Feist cited a statement from the Joint Commission that agrees with this approach, which echoes AMA policy.

“We strongly encourage organizations to not ask about past history of mental health conditions or treatment,” reads the May 2020 statement by Ana Pujols McKee, MD, the Joint Commission’s executive vice president and chief medical officer. “As an alternative, we support the recommendations of the American Medical Association to limit inquiries to conditions that currently impair the clinicians’ ability to perform their job.”

The foundation has also worked with Congress to advance the Dr. Lorna Breen Health Care Provider Protection Act (PDF), legislation that the AMA strongly supports (PDF).

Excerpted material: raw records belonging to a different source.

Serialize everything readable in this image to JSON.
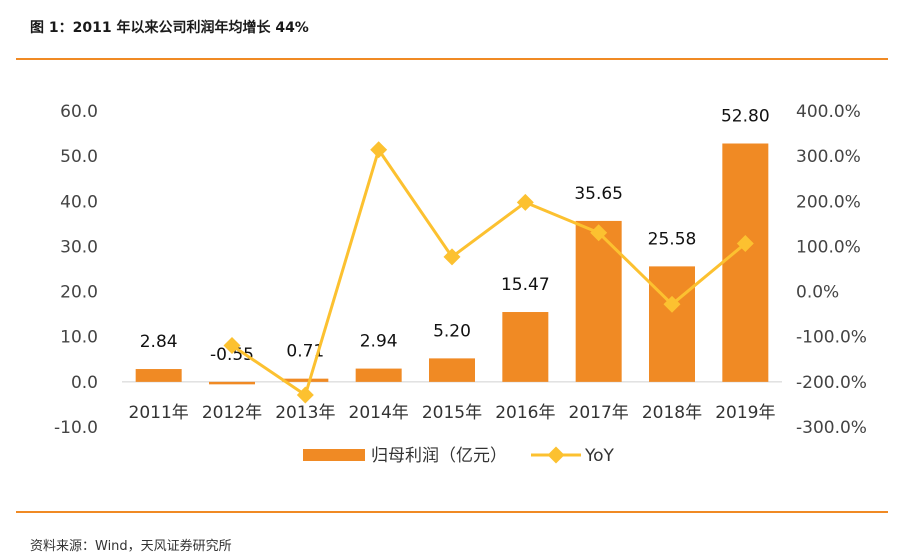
{
  "title": "图 1：2011 年以来公司利润年均增长 44%",
  "source": "资料来源：Wind，天风证券研究所",
  "colors": {
    "bar": "#f08a24",
    "line": "#fcc130",
    "rule": "#f08a24"
  },
  "chart_data": {
    "type": "bar",
    "title": "",
    "categories": [
      "2011年",
      "2012年",
      "2013年",
      "2014年",
      "2015年",
      "2016年",
      "2017年",
      "2018年",
      "2019年"
    ],
    "series": [
      {
        "name": "归母利润（亿元）",
        "type": "bar",
        "axis": "left",
        "values": [
          2.84,
          -0.55,
          0.71,
          2.94,
          5.2,
          15.47,
          35.65,
          25.58,
          52.8
        ],
        "labels": [
          "2.84",
          "-0.55",
          "0.71",
          "2.94",
          "5.20",
          "15.47",
          "35.65",
          "25.58",
          "52.80"
        ]
      },
      {
        "name": "YoY",
        "type": "line",
        "axis": "right",
        "values": [
          null,
          -119.4,
          -229.1,
          314.1,
          76.9,
          197.5,
          130.4,
          -28.2,
          106.4
        ]
      }
    ],
    "y_left": {
      "min": -10,
      "max": 60,
      "step": 10,
      "ticks": [
        "60.0",
        "50.0",
        "40.0",
        "30.0",
        "20.0",
        "10.0",
        "0.0",
        "-10.0"
      ]
    },
    "y_right": {
      "min": -300,
      "max": 400,
      "step": 100,
      "ticks": [
        "400.0%",
        "300.0%",
        "200.0%",
        "100.0%",
        "0.0%",
        "-100.0%",
        "-200.0%",
        "-300.0%"
      ]
    },
    "grid": false,
    "legend": "bottom"
  }
}
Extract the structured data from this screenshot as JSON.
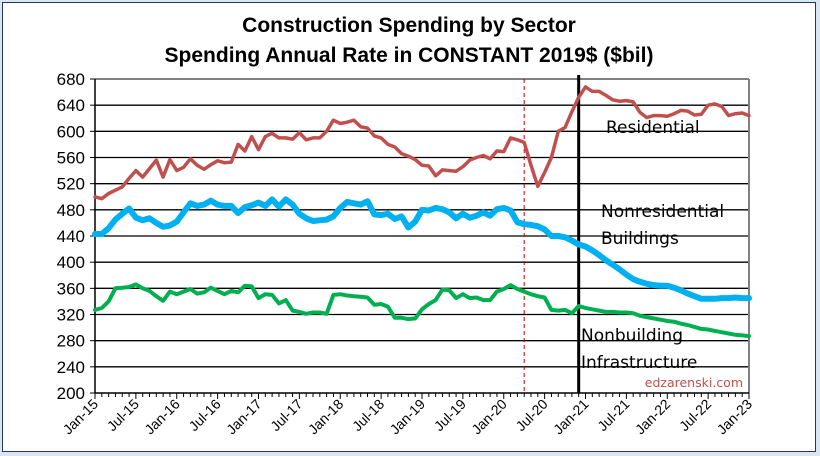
{
  "chart_data": {
    "type": "line",
    "title": "Construction Spending by Sector",
    "subtitle": "Spending Annual Rate in CONSTANT 2019$ ($bil)",
    "xlabel": "",
    "ylabel": "",
    "ylim": [
      200,
      680
    ],
    "yticks": [
      200,
      240,
      280,
      320,
      360,
      400,
      440,
      480,
      520,
      560,
      600,
      640,
      680
    ],
    "grid": true,
    "legend": "none",
    "x_start": "Jan-15",
    "x_end": "Jan-23",
    "x_tick_labels": [
      "Jan-15",
      "Jul-15",
      "Jan-16",
      "Jul-16",
      "Jan-17",
      "Jul-17",
      "Jan-18",
      "Jul-18",
      "Jan-19",
      "Jul-19",
      "Jan-20",
      "Jul-20",
      "Jan-21",
      "Jul-21",
      "Jan-22",
      "Jul-22",
      "Jan-23"
    ],
    "series": [
      {
        "name": "Residential",
        "color": "#c0504d",
        "values": [
          500,
          497,
          505,
          510,
          515,
          528,
          540,
          530,
          543,
          556,
          530,
          557,
          540,
          545,
          558,
          548,
          542,
          549,
          555,
          552,
          553,
          580,
          570,
          592,
          572,
          592,
          597,
          590,
          590,
          588,
          598,
          587,
          590,
          590,
          600,
          617,
          612,
          614,
          617,
          607,
          605,
          593,
          590,
          580,
          576,
          566,
          562,
          557,
          548,
          547,
          532,
          541,
          540,
          539,
          546,
          556,
          560,
          563,
          558,
          570,
          569,
          590,
          587,
          583,
          548,
          516,
          537,
          560,
          600,
          606,
          630,
          652,
          668,
          661,
          661,
          655,
          648,
          646,
          647,
          645,
          629,
          621,
          624,
          624,
          623,
          627,
          632,
          631,
          625,
          626,
          640,
          642,
          638,
          624,
          627,
          628,
          624
        ]
      },
      {
        "name": "Nonresidential Buildings",
        "color": "#00b0f0",
        "values": [
          443,
          443,
          452,
          465,
          474,
          482,
          468,
          464,
          467,
          460,
          454,
          456,
          462,
          476,
          490,
          486,
          488,
          494,
          488,
          486,
          486,
          475,
          484,
          487,
          491,
          486,
          496,
          485,
          496,
          488,
          474,
          467,
          463,
          464,
          465,
          470,
          483,
          492,
          490,
          488,
          493,
          473,
          472,
          474,
          466,
          470,
          453,
          462,
          480,
          479,
          483,
          481,
          476,
          467,
          474,
          468,
          471,
          476,
          471,
          481,
          483,
          479,
          461,
          458,
          457,
          455,
          450,
          440,
          440,
          438,
          433,
          427,
          424,
          418,
          411,
          403,
          396,
          389,
          381,
          374,
          370,
          367,
          365,
          364,
          364,
          361,
          357,
          352,
          348,
          344,
          344,
          344,
          345,
          345,
          346,
          345,
          345
        ]
      },
      {
        "name": "Nonbuilding Infrastructure",
        "color": "#00b050",
        "values": [
          327,
          330,
          340,
          360,
          361,
          362,
          366,
          360,
          356,
          348,
          341,
          355,
          351,
          355,
          359,
          352,
          354,
          361,
          356,
          351,
          356,
          354,
          364,
          363,
          345,
          351,
          350,
          337,
          342,
          326,
          324,
          321,
          323,
          323,
          321,
          350,
          351,
          349,
          348,
          347,
          346,
          335,
          336,
          332,
          315,
          315,
          313,
          314,
          328,
          336,
          342,
          358,
          357,
          345,
          351,
          345,
          346,
          342,
          342,
          355,
          359,
          365,
          359,
          355,
          351,
          348,
          346,
          327,
          326,
          327,
          322,
          333,
          330,
          328,
          326,
          324,
          324,
          323,
          323,
          322,
          318,
          316,
          314,
          312,
          310,
          309,
          306,
          304,
          301,
          298,
          297,
          295,
          293,
          291,
          289,
          288,
          287
        ]
      }
    ],
    "annotations": [
      {
        "text": "Residential",
        "series": "Residential"
      },
      {
        "text": "Nonresidential",
        "series": "Nonresidential Buildings"
      },
      {
        "text": "Buildings",
        "series": "Nonresidential Buildings"
      },
      {
        "text": "Nonbuilding",
        "series": "Nonbuilding Infrastructure"
      },
      {
        "text": "Infrastructure",
        "series": "Nonbuilding Infrastructure"
      },
      {
        "text": "edzarenski.com",
        "series": null
      }
    ],
    "reference_lines": [
      {
        "name": "covid-start",
        "x": "Apr-20",
        "style": "dashed",
        "color": "#c00000"
      },
      {
        "name": "forecast-start",
        "x": "Dec-20",
        "style": "solid",
        "color": "#000000"
      }
    ]
  }
}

To advance solutions, the foundation has teamed up with a group called #FirstRespondersFirst to develop the All IN: Wellbeing First for Healthcare campaign. The AMA supports this campaign as part of its comprehensive efforts to work with all stakeholders to address physicians’ mental health and wellness.

The campaign aims to advance solutions to improve the well-being of the health care workforce and to create systemic change, “By accelerating a cultural shift that prioritizes health care workforce well-being and creates systems of accountability,” Feist said.

“We know from our experience—and the survey data backs this up—that physicians need greater supports, and we are committed to advocating for policy and practical changes to accomplish that,” Feist concluded.